Declaring for the NBA Draft Isn’t a Simple Process

For some basketball players, making it to the NBA is almost a foregone conclusion. Just look at Zion Williamson. Other players have to scrap and claw their way into the league. For instance, the Warriors‘ Draymond Green wasn’t selected until the second round of the draft. He had to earn his place as one of the best in the NBA.

Yet no matter how self-evident a player’s talent may be, all of those hoping to get drafted must jump through the same hoop: declaring for the NBA draft. This process can be more difficult than people realize. Let’s look at the most important things to know about the NBA draft.

Draft eligibility and declaration

The first thing you must know about the NBA draft is what makes a player eligible to declare. The rules governing eligibility have changed over the years — and may shift again in the near future, as NBA commissioner Adam Silver told the Washington Post. For now, the rules stipulate that a player must be at least 19 years old to be eligible.

In addition, a player must be at least one year removed from their high school graduation. While they do not technically have to spend a year at college, many see the eligibility rules as a way to force players through the NCAA system. A small handful of players opt to spend a year playing for leagues overseas instead.

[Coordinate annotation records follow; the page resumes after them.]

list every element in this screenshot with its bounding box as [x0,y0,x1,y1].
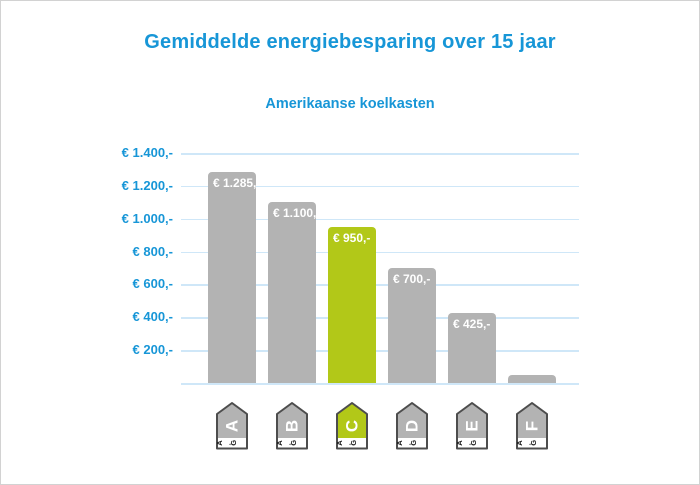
bar-value-label: € 950,- [333,230,371,245]
bar: € 425,- [448,313,496,383]
y-axis-tick-label: € 1.200,- [121,177,173,193]
energy-label-icon: B A←G [275,402,308,450]
energy-label-arrow-shape [277,403,307,449]
energy-class-letter: A [223,420,242,432]
gridline [181,218,579,221]
energy-label-scale-strip [398,438,426,448]
gridline [181,153,579,155]
energy-class-letter: C [343,420,362,432]
energy-label-icon: F A←G [515,402,548,450]
energy-class-letter: E [463,420,482,431]
energy-label-outline [396,402,428,450]
bar-value-label: € 1.100,- [273,206,321,221]
bar: € 950,- [328,226,376,383]
gridline [181,350,579,352]
energy-label-outline [516,402,548,450]
energy-label-icon: A A←G [215,402,248,450]
energy-label-arrow-shape [217,403,247,449]
y-axis-tick-label: € 400,- [132,309,173,325]
y-axis-tick-label: € 800,- [132,243,173,259]
gridline [181,185,579,188]
bar: € 1.100,- [268,202,320,383]
energy-label-scale-strip [338,438,366,448]
chart-subtitle: Amerikaanse koelkasten [265,96,435,112]
bar: € 1.285,- [208,171,260,383]
bar [508,374,556,383]
gridline [181,251,579,254]
energy-label-icon: C A←G [335,402,368,450]
y-axis-tick-label: € 1.000,- [121,210,173,226]
bar-value-label: € 1.285,- [213,175,261,190]
energy-label-arrow-shape [457,403,487,449]
energy-class-letter: F [523,421,542,431]
y-axis-tick-label: € 1.400,- [121,145,173,160]
gridline [181,383,579,385]
y-axis-tick-label: € 200,- [132,342,173,358]
energy-label-scale-strip [218,438,246,448]
energy-class-letter: D [403,420,422,432]
chart-title: Gemiddelde energiebesparing over 15 jaar [144,31,556,53]
bar-value-label: € 425,- [453,317,491,332]
energy-label-arrow-shape [517,403,547,449]
bar: € 700,- [388,268,436,383]
energy-label-scale-strip [518,438,546,448]
gridline [181,284,579,286]
y-axis-tick-label: € 600,- [132,276,173,292]
energy-label-scale-strip [278,438,306,448]
energy-class-letter: B [283,420,302,432]
energy-label-scale-strip [458,438,486,448]
gridline [181,317,579,319]
energy-label-arrow-shape [337,403,367,449]
energy-label-arrow-shape [397,403,427,449]
energy-label-icon: D A←G [395,402,428,450]
energy-label-icon: E A←G [455,402,488,450]
bar-value-label: € 700,- [393,272,431,286]
energy-label-outline [456,402,488,450]
energy-label-outline [336,402,368,450]
energy-label-outline [276,402,308,450]
energy-label-outline [216,402,248,450]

Certain players are automatically eligible for the NBA draft, like those who complete four years of college or who wait four years after graduating high school. Likewise, those who sign a professional contract with a league other than the NBA and play under the contract are automatically eligible.

Most other players must formally declare their eligibility at least 60 days before the draft.

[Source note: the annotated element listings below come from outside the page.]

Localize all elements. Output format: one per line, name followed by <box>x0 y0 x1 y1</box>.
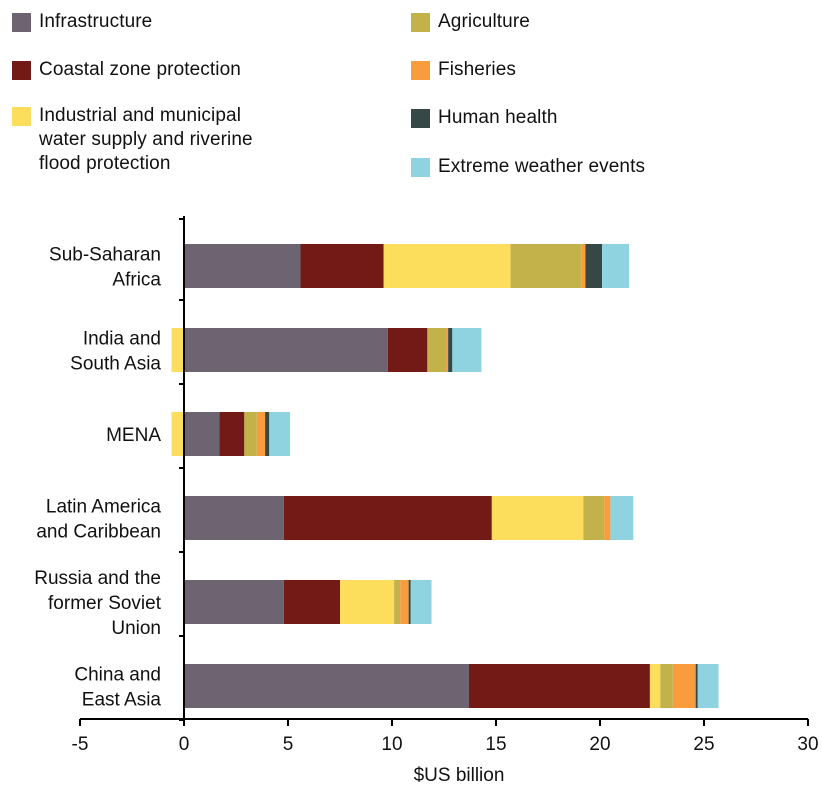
bar-segment <box>184 496 284 540</box>
legend-swatch <box>12 107 31 126</box>
bar-segment <box>697 664 719 708</box>
bar-segment <box>448 328 453 372</box>
bar-segment <box>427 328 447 372</box>
x-tick-label: 30 <box>797 734 818 755</box>
category-label: Union <box>111 618 161 639</box>
category-label: and Caribbean <box>36 522 161 543</box>
category-label: East Asia <box>82 690 162 711</box>
bar-segment <box>510 244 582 288</box>
legend-label: Human health <box>438 107 558 128</box>
bar-segment <box>184 580 284 624</box>
bar-segment <box>408 580 411 624</box>
category-label: Latin America <box>46 497 162 518</box>
x-tick-label: 5 <box>283 734 294 755</box>
bar-segment <box>244 412 257 456</box>
bar-segment <box>300 244 384 288</box>
bar-segment <box>184 244 301 288</box>
bar-segment <box>649 664 661 708</box>
category-label: India and <box>83 329 161 350</box>
bar-segment <box>446 328 449 372</box>
x-tick-label: 0 <box>179 734 190 755</box>
bar-segment <box>219 412 245 456</box>
legend-swatch <box>411 13 430 32</box>
bar-segment <box>660 664 673 708</box>
legend-swatch <box>411 61 430 80</box>
legend-item-infrastructure: Infrastructure <box>12 10 152 34</box>
bar-segment <box>581 244 586 288</box>
legend-item-coastal: Coastal zone protection <box>12 58 241 82</box>
bar-segment <box>171 412 184 456</box>
x-tick-label: -5 <box>72 734 89 755</box>
category-label: South Asia <box>70 354 161 375</box>
bar-segment <box>604 496 611 540</box>
category-label: former Soviet <box>48 593 162 614</box>
bar-segment <box>672 664 696 708</box>
bar-segment <box>400 580 409 624</box>
bar-segment <box>387 328 428 372</box>
x-tick-label: 20 <box>589 734 610 755</box>
legend-item-extreme-weather: Extreme weather events <box>411 155 645 179</box>
legend-swatch <box>12 13 31 32</box>
bar-segment <box>468 664 650 708</box>
bar-segment <box>184 328 388 372</box>
category-label: MENA <box>106 425 161 446</box>
bar-segment <box>383 244 511 288</box>
legend-item-water: Industrial and municipal water supply an… <box>12 104 253 176</box>
bar-segment <box>583 496 605 540</box>
bar-segment <box>410 580 432 624</box>
legend: Infrastructure Coastal zone protection I… <box>0 0 822 190</box>
legend-label: Fisheries <box>438 59 516 80</box>
legend-label: Extreme weather events <box>438 156 646 177</box>
x-tick-label: 15 <box>485 734 506 755</box>
bar-segment <box>695 664 698 708</box>
bars-group <box>171 244 719 708</box>
legend-item-human-health: Human health <box>411 106 558 130</box>
category-label: Russia and the <box>34 568 161 589</box>
legend-label: Infrastructure <box>39 11 153 32</box>
bar-segment <box>256 412 266 456</box>
bar-segment <box>265 412 270 456</box>
category-label: Sub-Saharan <box>49 245 161 266</box>
bar-segment <box>340 580 395 624</box>
bar-segment <box>602 244 630 288</box>
bar-segment <box>394 580 401 624</box>
bar-segment <box>610 496 634 540</box>
legend-label: Coastal zone protection <box>39 59 241 80</box>
legend-swatch <box>12 61 31 80</box>
x-tick-label: 25 <box>693 734 714 755</box>
category-label: China and <box>74 665 161 686</box>
x-axis-title: $US billion <box>414 765 505 786</box>
axes-group: -5 0 5 10 15 20 25 30 Sub-Saharan Africa India and… <box>34 216 819 755</box>
legend-item-fisheries: Fisheries <box>411 58 516 82</box>
x-tick-label: 10 <box>381 734 402 755</box>
bar-segment <box>283 580 340 624</box>
legend-swatch <box>411 109 430 128</box>
legend-label: Agriculture <box>438 11 530 32</box>
bar-segment <box>184 664 469 708</box>
legend-item-agriculture: Agriculture <box>411 10 530 34</box>
bar-segment <box>585 244 603 288</box>
bar-segment <box>171 328 184 372</box>
bar-segment <box>491 496 584 540</box>
legend-swatch <box>411 158 430 177</box>
bar-segment <box>269 412 291 456</box>
category-label: Africa <box>112 270 161 291</box>
bar-segment <box>283 496 492 540</box>
bar-segment <box>184 412 220 456</box>
bar-segment <box>452 328 482 372</box>
legend-label: Industrial and municipal water supply an… <box>39 105 253 174</box>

The post-declaration draft process

From a player’s perspective, the next major thing to happen after declaring is the draft combine. The combine gives athletes the chance to show off their skills in an attempt to seem more desirable in the eyes of teams. During the combine, players’ physical attributes and on-court skills are carefully measured.

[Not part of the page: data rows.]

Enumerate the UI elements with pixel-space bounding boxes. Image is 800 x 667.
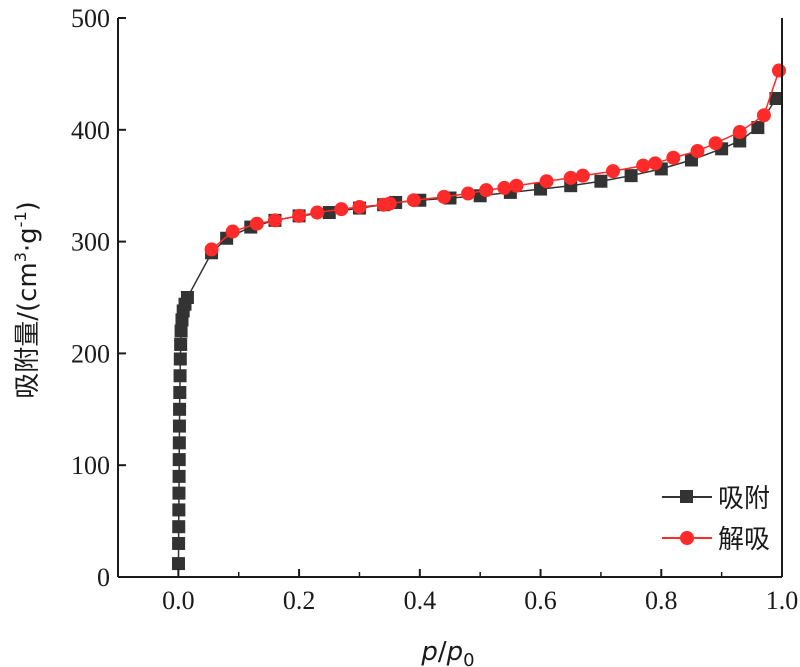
adsorption-point: [594, 174, 608, 188]
y-tick-label: 0: [97, 563, 110, 592]
legend-marker-square: [680, 490, 693, 503]
adsorption-point: [172, 520, 186, 534]
legend-label-adsorption: 吸附: [718, 484, 770, 514]
legend-label-desorption: 解吸: [718, 525, 770, 555]
adsorption-point: [172, 436, 186, 450]
desorption-point: [310, 205, 325, 220]
desorption-point: [249, 216, 264, 231]
adsorption-point: [172, 469, 186, 483]
x-tick-label: 0.2: [283, 586, 316, 615]
x-tick-label: 0.4: [404, 586, 437, 615]
desorption-point: [292, 208, 307, 223]
adsorption-point: [172, 486, 186, 500]
desorption-point: [479, 183, 494, 198]
axes: 0 100 200 300 400 500 0.0 0.2 0.4 0.6 0.8 1.0: [71, 4, 798, 615]
y-tick-label: 500: [71, 4, 110, 33]
adsorption-point: [172, 453, 186, 467]
legend: 吸附 解吸: [662, 484, 770, 555]
adsorption-point: [173, 402, 187, 416]
desorption-point: [204, 242, 219, 257]
adsorption-point: [173, 386, 187, 400]
adsorption-point: [322, 206, 336, 220]
x-tick-label: 0.8: [645, 586, 678, 615]
adsorption-point: [173, 352, 187, 366]
desorption-point: [406, 193, 421, 208]
desorption-point: [708, 136, 723, 151]
desorption-point: [461, 186, 476, 201]
desorption-point: [732, 125, 747, 140]
adsorption-point: [751, 121, 765, 135]
desorption-point: [539, 174, 554, 189]
desorption-point: [267, 213, 282, 228]
adsorption-point: [624, 169, 638, 183]
desorption-point: [771, 63, 786, 78]
adsorption-point: [171, 557, 185, 571]
adsorption-point: [180, 291, 194, 304]
series-line-1: [211, 70, 780, 250]
plot-area: [171, 63, 786, 571]
desorption-point: [636, 158, 651, 173]
desorption-point: [376, 197, 391, 212]
x-axis-title: p/p0: [420, 637, 474, 667]
y-tick-label: 400: [71, 116, 110, 145]
y-tick-label: 300: [71, 228, 110, 257]
x-tick-label: 1.0: [766, 586, 799, 615]
desorption-point: [563, 170, 578, 185]
adsorption-point: [174, 337, 188, 351]
desorption-point: [756, 108, 771, 123]
adsorption-point: [172, 536, 186, 550]
desorption-point: [334, 202, 349, 217]
adsorption-point: [172, 419, 186, 433]
desorption-point: [509, 178, 524, 193]
desorption-point: [352, 199, 367, 214]
adsorption-point: [174, 324, 188, 338]
y-tick-label: 200: [71, 339, 110, 368]
desorption-point: [225, 224, 240, 239]
desorption-point: [436, 189, 451, 204]
desorption-point: [666, 150, 681, 165]
desorption-point: [690, 144, 705, 159]
desorption-point: [497, 180, 512, 195]
x-tick-label: 0.6: [524, 586, 557, 615]
desorption-point: [575, 168, 590, 183]
desorption-point: [605, 164, 620, 179]
adsorption-point: [173, 369, 187, 383]
adsorption-point: [769, 91, 783, 105]
y-tick-label: 100: [71, 451, 110, 480]
adsorption-point: [172, 503, 186, 517]
y-axis-title: 吸附量/(cm3·g-1): [11, 201, 43, 399]
desorption-point: [648, 156, 663, 171]
x-tick-label: 0.0: [162, 586, 195, 615]
legend-marker-circle: [680, 531, 694, 545]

Meanwhile, coaches, scouts, and reporters observe and take notes about the players who they feel show the most promise. If a player is selected on draft night, their future is fairly certain. Barring any trades, they will go on to play for the team that selected them, either at the NBA level or G-league.

In rare cases, a player refuses to play for the team that drafted him. Technically, there’s nothing stopping them from doing this aside from the damage it may do to their reputation. Several players in NBA history take this path. In fact, according to some, the reason the Hornets chose to trade the late Kobe Bryant to the Lakers on draft night was because Bryant had no intention of playing in Charlotte.

The fate of undrafted players

Players who go undrafted, by contrast, face many possibilities. For one thing, undrafted players technically become unrestricted free agents, meaning they can still sign with any team. In some cases, undrafted players become valuable pieces of a team. Raptors‘ guard Fred VanVleet is a great example of an undrafted player who’s made a huge impact.

Other undrafted players may choose to enter the G-league, or to pursue a pro contract overseas. Recent changes to NCAA rules now allow players to return to their college if they go undrafted. These players can choose to declare for the draft again in the following year if they believe their skills have improved.